People-Focused Design For An Ageing Population
24 January 2018
People-focused design is one of our most valuable tools. We believe that successful ideas rely on an understanding of people’s morals, preconceptions and needs. To demonstrate this, here’s how I used people-focused design methods to develop a product called Ami.
Ami is a digital companion, designed to give older people a simple way to manage their online medical records. It aims to build confidence, by enabling supportive connections with medical professionals and family members.
Whilst Ami tries to fulfil the practical medical needs of older people, it was important to create a desirable and appealing product in it’s own right – something often overlooked in this market.
Defining An Opportunity
By looking at healthcare topics such as the confidence to self-treat, first aid awareness and the ability to manage minor illness at home, my initial research suggested that there was an opportunity to ease the pressures facing the NHS. The research suggested that the greatest impact would be achieved by focusing on the ageing population.
To confirm this, I spoke with NHS experts who work closely with older people. In doing this, informal caregiving emerged as a reoccurring theme. Informal caregiving is where someone, usually a family member or friend, performs unpaid care duties like cooking, housework and helping out with medication.
Informal caregiving impacts many different groups of people. By focusing on it, there was an opportunity to to provide better solutions to help older people, their families and friends, and then, in turn, the NHS.
Understanding People’s Needs
Speaking to both the older people and those who provide their care was essential in order to gain a sympathetic understanding of the relationships.
I ran an activity based focus group to uncover the unspoken needs of the users. The aim of this was to elicit an understanding of where the project could offer them something unique that could make them feel empowered and positive. The activities were designed to make the group feel comfortable and gently introduced them to a personal subject in order to gauge their comfort zone.
The group were quite forthcoming and many were happy to share enlightening stories. Primarily I learnt that, for the older people, being able to live in their own home and to keep track of their personal medications had a huge impact on their positivity, wellbeing and confidence.
Speaking with real potential users was really encouraging, it reassured me that the project would be worthwhile and could bring something meaningful to many people.
With the project objectives defined by the users, the Ami product was beginning to take shape.
Visualising The Goal
Whilst the Ami product had no physical form at this point, what it would do for the user was quite well defined. 3D storyboarding was a flexible and engaging way to explain how the two users (the older person & their care-giver) would interact with the product and each other. 3D storyboarding allowed me to iterate very quickly and easily change the scenario if required.

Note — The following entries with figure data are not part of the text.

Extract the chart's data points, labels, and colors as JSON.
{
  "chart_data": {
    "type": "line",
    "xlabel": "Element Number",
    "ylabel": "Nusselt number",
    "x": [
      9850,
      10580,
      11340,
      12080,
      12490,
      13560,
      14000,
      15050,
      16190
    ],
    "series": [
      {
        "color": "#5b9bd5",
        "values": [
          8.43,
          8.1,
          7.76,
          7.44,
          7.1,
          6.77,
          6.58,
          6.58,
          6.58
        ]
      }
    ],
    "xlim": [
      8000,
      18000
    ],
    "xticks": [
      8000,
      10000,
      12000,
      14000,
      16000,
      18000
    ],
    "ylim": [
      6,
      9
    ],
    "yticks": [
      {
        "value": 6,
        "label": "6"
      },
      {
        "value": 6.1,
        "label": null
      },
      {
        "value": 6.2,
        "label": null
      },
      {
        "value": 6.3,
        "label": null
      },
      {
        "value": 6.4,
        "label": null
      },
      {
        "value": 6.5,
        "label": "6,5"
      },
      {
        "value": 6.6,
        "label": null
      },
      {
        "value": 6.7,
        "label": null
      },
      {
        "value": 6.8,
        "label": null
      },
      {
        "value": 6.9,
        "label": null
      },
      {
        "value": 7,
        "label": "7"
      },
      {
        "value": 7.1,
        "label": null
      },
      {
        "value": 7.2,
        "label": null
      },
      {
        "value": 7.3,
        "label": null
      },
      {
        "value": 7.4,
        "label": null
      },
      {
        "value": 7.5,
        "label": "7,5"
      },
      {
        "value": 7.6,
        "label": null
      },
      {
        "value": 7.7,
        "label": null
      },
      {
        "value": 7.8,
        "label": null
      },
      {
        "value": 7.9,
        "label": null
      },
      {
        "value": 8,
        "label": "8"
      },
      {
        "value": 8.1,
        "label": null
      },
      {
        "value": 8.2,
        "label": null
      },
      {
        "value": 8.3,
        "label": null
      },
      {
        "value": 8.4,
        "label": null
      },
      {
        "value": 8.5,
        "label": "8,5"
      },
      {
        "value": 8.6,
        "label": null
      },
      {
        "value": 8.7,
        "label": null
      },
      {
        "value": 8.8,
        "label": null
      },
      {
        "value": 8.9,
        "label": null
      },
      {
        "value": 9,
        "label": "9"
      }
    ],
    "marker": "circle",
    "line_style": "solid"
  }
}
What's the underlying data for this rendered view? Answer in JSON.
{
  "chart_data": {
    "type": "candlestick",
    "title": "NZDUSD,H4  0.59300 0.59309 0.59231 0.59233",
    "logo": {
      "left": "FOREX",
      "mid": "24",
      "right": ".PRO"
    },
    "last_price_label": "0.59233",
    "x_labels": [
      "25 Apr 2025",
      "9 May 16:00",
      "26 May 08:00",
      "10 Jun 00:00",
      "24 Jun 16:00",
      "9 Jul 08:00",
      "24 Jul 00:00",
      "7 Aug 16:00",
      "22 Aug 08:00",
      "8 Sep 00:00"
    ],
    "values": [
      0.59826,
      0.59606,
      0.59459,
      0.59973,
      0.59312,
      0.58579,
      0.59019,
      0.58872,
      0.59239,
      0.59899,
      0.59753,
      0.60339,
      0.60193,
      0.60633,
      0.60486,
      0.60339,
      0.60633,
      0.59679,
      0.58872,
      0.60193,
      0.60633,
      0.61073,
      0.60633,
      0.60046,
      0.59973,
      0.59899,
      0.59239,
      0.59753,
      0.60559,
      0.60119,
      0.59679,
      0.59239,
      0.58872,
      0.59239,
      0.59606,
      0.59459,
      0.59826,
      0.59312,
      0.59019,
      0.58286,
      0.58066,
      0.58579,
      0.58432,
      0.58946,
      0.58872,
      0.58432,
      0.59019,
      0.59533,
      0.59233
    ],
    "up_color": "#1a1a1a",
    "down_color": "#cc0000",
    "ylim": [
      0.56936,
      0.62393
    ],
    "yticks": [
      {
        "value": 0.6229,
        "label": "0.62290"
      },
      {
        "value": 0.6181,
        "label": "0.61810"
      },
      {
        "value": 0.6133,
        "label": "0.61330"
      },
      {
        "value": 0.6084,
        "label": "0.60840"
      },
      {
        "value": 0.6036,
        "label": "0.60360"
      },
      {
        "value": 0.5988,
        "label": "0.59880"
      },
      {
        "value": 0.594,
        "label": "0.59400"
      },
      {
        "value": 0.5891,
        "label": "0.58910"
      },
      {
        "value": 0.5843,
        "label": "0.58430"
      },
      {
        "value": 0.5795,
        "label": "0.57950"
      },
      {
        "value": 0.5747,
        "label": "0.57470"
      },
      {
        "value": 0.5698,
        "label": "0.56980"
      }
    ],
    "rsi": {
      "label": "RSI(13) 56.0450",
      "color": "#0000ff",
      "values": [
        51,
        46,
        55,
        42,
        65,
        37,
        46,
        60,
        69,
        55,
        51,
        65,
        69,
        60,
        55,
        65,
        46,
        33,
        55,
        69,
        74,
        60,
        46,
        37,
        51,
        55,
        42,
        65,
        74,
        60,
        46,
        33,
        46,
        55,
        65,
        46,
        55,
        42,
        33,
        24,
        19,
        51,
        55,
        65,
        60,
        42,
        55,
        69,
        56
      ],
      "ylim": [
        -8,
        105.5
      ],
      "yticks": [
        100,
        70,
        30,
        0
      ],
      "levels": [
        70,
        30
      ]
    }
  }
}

A 3D storyboard provides an easy way to visualise the thoughts and actions of users, which can then be saved as photographs. Having a storyboard with characters acting out a scenario was a really great way to explain the project to people.
Designing With Users
I used co-creation workshops to help me decide how Ami would look. This process allows users to choose shapes, colours and materials to make sure the physical form had the right personality. This was key to ensuring it was interpreted and understood by people as I hoped it would.
Once the first prototype was created feedback from users helped to determine the success of the final Ami prototype and make suggestions for improvements in the future.
The Project So Far
The Ami concept provides the blueprint for a friendly and desirable smart home companion. The product provides an intuitive way for older people to connect with their medical records, provide updates, receive reminders and share information with their caregivers. The device acts as a bridge to encourage conversations and remind both people that they are there for each other.
People-focused design methods enabled me to understand the needs of two different demographics and design a product to serve those needs. During the product development process, people-focused design methods ensured that users were at the heart of all design decisions. By constantly seeking feedback and listening to personal stories, my hope is that Ami represents a positive step towards the development of solutions that improve ageing for everyone.
The Ami project was exhibited at the OXO Gallery in London and is regularly featured on Behance, having had over 2,800 views.